Confronting Sulfur Electrode Passivation and Li Metal Electrode Degradation in Lithium-Sulfur Batteries Using Thiocyanate Anion

Salt anions with a high donor number (DN) enable high sulfur utilization in lithium-sulfur (Li-S) batteries by inducing three-dimensional (3D) Li2S growth. However, their insufficient compatibility with Li metal electrodes limits their cycling stability. Herein, a new class of salt anion, thiocyanate (SCN-), is presented, which features a Janus character of electron donor and acceptor. Due to a strong Li+ coordination by SCN- and the direct interaction of SCN- with polysulfide anions, the LiSCN electrolyte has a remarkably high lithium polysulfide solubility. This electrolyte induces 3D Li2S formation and ameliorates cathode passivation, even more than Br-, a typical high DN anion. Moreover, SCN- forms a Li3N-enriched stable SEI layer at the surface of the Li metal electrode, enhancing cycling stability.

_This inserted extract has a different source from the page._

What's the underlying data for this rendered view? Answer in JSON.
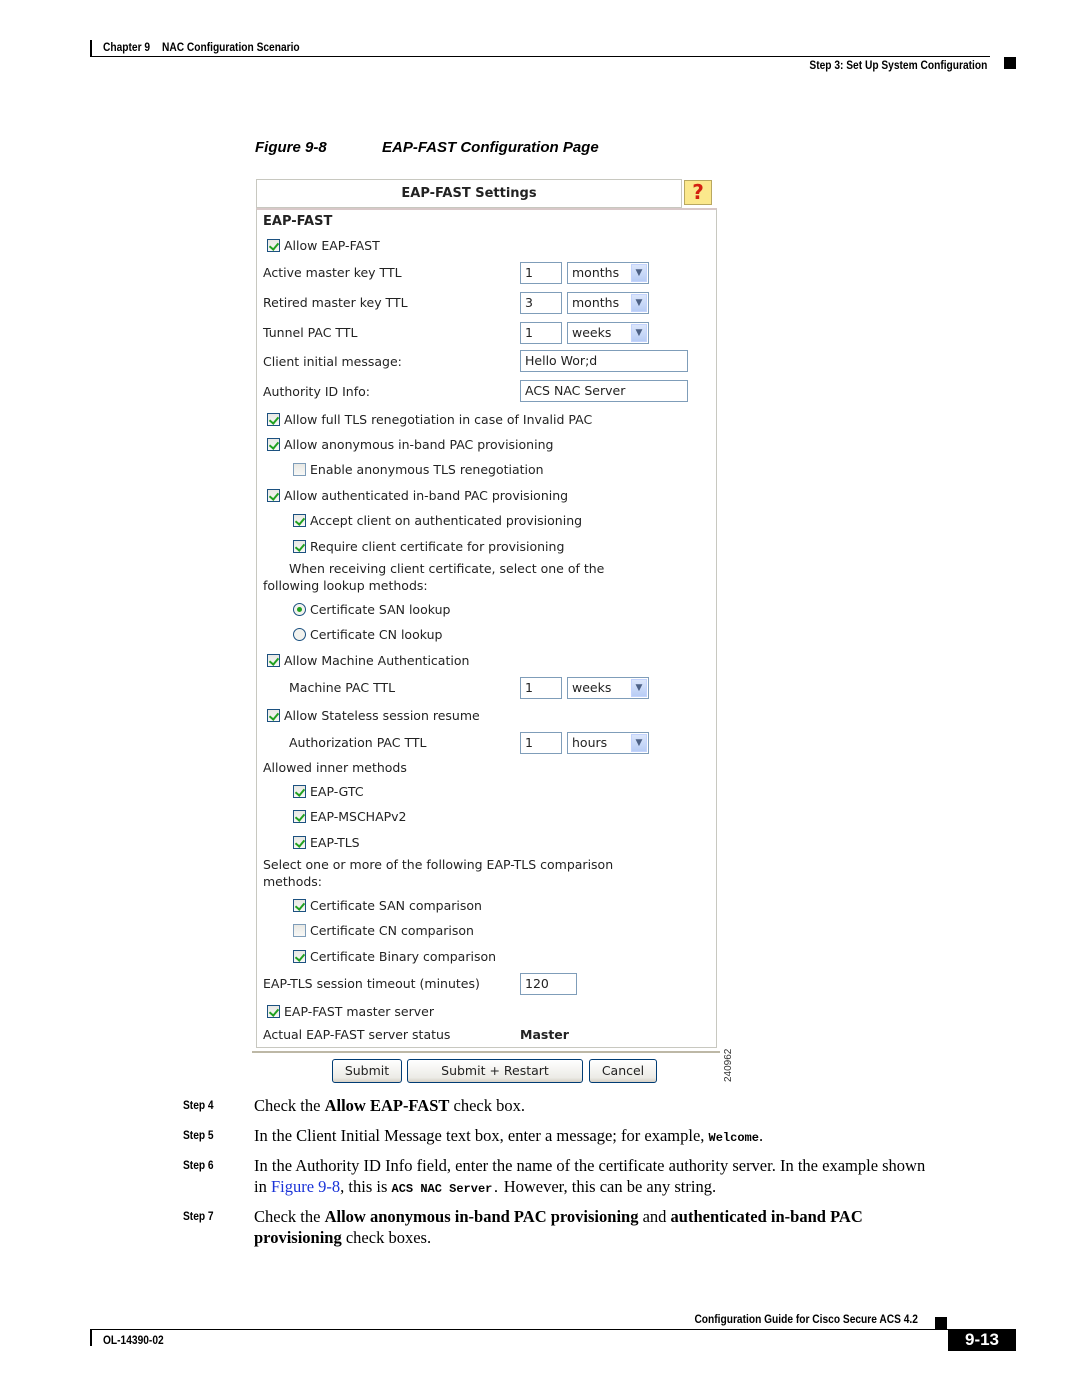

A Li-S battery with the LiSCN electrolyte shows high current density operation (2.54 mA cm(-2)) with high discharge capacity (1133 mAh g(-1)) and prolonged cycle life (100 cycles). This work demonstrates that the cathode and anode performance in a Li-S battery can be simply and concurrently enhanced by the single salt anion.

Automated summary

A new class of salt anion, thiocyanate (SCN-), is presented, which shows a strong Li+ coordination and direct interaction with polysulfide anions. This electrolyte significantly enhances the solubility of lithium polysulfides and promotes 3D Li2S formation. It also forms a Li3N-enriched stable SEI layer on the surface of Li metal electrode, improving cycling stability.